Se l’anemia non è grave, il trattamento sarà solo di supporto idratazione e monitoraggio parametri vitali. Mentre se è grave, il trattamento trasfusionale è d’obbligo. «Sovente sono necessarie più trasfusioni nei primi giorni di ricovero il cui numero varia a seconda della gravità dell’anemia, che spesso può richiedere il ricovero in ambiente semi-intensivo per alcuni giorni – precisa Luzzatto -. Per fortuna, dopo trattamento corretto la guarigione dal favismo è rapida e completa: il paziente viene dimesso con l’imperativo di non mangiare più fave, mentre può assumere altri legumi come fagiolini, fagioli o ceci».

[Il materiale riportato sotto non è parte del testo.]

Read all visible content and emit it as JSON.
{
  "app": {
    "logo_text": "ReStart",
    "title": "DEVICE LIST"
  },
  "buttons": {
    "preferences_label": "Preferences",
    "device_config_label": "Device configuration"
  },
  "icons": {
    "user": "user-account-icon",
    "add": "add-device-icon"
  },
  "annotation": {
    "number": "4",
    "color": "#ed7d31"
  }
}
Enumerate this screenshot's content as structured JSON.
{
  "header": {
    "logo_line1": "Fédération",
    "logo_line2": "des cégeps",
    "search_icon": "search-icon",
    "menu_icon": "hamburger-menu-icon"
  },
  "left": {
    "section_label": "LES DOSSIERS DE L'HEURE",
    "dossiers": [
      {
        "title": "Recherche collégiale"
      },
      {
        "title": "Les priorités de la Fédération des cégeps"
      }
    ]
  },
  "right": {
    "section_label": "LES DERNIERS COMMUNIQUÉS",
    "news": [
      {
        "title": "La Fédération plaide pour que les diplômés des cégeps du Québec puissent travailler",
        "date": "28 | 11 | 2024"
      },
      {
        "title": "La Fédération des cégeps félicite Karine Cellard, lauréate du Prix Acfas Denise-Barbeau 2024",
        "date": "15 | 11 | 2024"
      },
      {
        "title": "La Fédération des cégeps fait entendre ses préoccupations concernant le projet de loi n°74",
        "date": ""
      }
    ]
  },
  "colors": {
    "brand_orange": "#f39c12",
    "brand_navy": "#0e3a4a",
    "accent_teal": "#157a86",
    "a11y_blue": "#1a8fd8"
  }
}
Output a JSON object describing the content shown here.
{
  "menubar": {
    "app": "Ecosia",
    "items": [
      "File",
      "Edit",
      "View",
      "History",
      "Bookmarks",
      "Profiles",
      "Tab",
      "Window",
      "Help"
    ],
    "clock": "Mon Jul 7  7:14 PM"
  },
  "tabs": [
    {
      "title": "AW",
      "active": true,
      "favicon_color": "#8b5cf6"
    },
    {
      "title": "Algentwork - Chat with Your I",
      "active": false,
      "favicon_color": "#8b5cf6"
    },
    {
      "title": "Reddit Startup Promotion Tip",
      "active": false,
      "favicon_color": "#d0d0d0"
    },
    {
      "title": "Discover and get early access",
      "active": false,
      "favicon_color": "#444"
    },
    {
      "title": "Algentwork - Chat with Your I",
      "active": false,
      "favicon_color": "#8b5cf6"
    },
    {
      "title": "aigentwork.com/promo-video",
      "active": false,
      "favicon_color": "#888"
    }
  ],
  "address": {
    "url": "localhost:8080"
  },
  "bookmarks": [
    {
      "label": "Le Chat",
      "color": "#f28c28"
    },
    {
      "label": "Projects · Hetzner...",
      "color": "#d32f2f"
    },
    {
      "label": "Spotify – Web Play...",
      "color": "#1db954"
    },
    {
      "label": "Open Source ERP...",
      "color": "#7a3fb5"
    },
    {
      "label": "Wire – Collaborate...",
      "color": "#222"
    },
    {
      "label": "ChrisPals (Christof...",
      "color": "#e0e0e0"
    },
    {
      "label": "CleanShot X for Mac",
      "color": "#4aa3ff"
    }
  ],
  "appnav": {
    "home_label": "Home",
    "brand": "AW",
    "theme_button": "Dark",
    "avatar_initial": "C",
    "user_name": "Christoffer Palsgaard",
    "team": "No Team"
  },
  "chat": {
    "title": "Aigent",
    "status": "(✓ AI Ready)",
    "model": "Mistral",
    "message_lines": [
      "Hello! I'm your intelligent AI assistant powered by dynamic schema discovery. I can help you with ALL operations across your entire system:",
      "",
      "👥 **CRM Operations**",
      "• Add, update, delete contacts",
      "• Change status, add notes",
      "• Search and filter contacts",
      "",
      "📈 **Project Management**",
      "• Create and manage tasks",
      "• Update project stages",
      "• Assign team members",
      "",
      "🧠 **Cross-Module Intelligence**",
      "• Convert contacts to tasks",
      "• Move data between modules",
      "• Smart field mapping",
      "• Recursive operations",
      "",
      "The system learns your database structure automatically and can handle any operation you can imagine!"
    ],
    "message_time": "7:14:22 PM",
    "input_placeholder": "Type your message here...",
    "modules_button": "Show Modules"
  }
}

Quando si muore per favismo?
«L’attacco di favismo è pericoloso soprattutto nei bambini – risponde Luzzatto -: in meno di 24 ore possono venire distrutti i due terzi dei globuli rossi del sangue. Se viene fatta diagnosi corretta e iniziata tempestivamente la cura (una trasfusione di sangue) l’attacco viene superato, senza problemi. La malattia può essere fatale solo se non viene riconosciuta o se non si procede subito al trattamento».
Come si trasmette?
Il difetto enzimatico si trasmette ereditariamente con il cromosoma X del sesso: i maschi ne sono colpiti in forma grave mentre le femmine, che sono portatrici del gene anomalo e possono trasmetterlo ai propri figli, si ammalano di forme più lievi.
Si può prevenire?
«Sì, e la Sardegna ne è un buon esempio – dice Luzzatto -. Nell’isola fino agli anni Settanta il favismo era assai frequente, poi grazie allo screening neonatale e all’informazione, la popolazione è avvertita e la maggior parte delle persone enzimopeniche si trattiene dal magiare fave. Queste misure preventive hanno funzionato e ora i casi di favismo sono pochi all’anno. E’, insomma, assai raro che arrivi al pronto soccorso un paziente che ha bisogno di una trasfusione urgente». A questo proposito la Società Italiana Talassemie Emoglobinopatie e Anemie rare (SITE) ha sviluppato un documento di rapida consultazione per poter rispondere alle domande più frequenti collegate alla patologia, dedicato a pazienti, medici del territorio e farmacisti.